Typically, libraries place RFID book tags on the lower left corner of the back cover near the spine. The library should vary tag placement along the spine to optimize reading with a handheld scanner. Locking AV cases are typically tagged with a book tag on the inside of the artwork.
Typically, single disks are tagged with a full overlay X-range disk tag. A book tag can be added to an inside corner of the artwork in the case to facilitate set tagging and avoid opening cases to check for matching disk/case or empty cases.
Typically, multi-disk sets are tagged with a single book tag on an inside corner of the artwork in the case. With this method, cases must still be opened at check-in to make sure all disks are present. Unfortunately, tagging each disk isn’t feasible because of the interference of the metal disks. Alternately, a full overlay disk tag can also be added to one disk in the set (often the last disk) to facilitate set tagging.

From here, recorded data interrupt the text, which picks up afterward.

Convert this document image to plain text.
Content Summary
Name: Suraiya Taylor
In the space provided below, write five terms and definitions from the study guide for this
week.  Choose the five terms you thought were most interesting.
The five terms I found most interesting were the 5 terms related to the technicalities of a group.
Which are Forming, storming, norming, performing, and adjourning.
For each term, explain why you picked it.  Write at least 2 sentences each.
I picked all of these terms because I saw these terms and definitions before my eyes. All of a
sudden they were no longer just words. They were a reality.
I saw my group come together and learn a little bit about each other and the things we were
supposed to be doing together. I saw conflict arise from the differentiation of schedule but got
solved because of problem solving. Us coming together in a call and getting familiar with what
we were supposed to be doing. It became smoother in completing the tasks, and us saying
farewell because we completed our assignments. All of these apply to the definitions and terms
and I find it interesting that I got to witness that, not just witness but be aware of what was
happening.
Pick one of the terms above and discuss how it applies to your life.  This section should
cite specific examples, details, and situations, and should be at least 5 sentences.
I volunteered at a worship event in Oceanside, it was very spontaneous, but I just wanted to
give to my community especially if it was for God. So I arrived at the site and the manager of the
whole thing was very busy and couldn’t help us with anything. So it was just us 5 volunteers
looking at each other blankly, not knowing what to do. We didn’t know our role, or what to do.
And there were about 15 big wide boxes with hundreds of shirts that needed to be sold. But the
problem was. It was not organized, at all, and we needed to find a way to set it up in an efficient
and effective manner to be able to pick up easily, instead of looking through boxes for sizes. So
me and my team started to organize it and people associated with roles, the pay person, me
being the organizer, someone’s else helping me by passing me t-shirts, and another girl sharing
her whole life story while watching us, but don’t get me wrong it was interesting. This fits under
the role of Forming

If an item includes endpapers or other content on the back cover that enhances the item (e.g. maps, drawings, children’s books with inside-back-cover content) the RFID tag can be placed on a blank inside endpaper or on the exterior cover of the item with a piece of clear vinyl tape to protect the tag.
RFID signals are susceptible to being interrupted or blocked by metal. If materials are bound in foil covers (e.g. YA paperbacks) the metallic cover itself can block the RFID signal.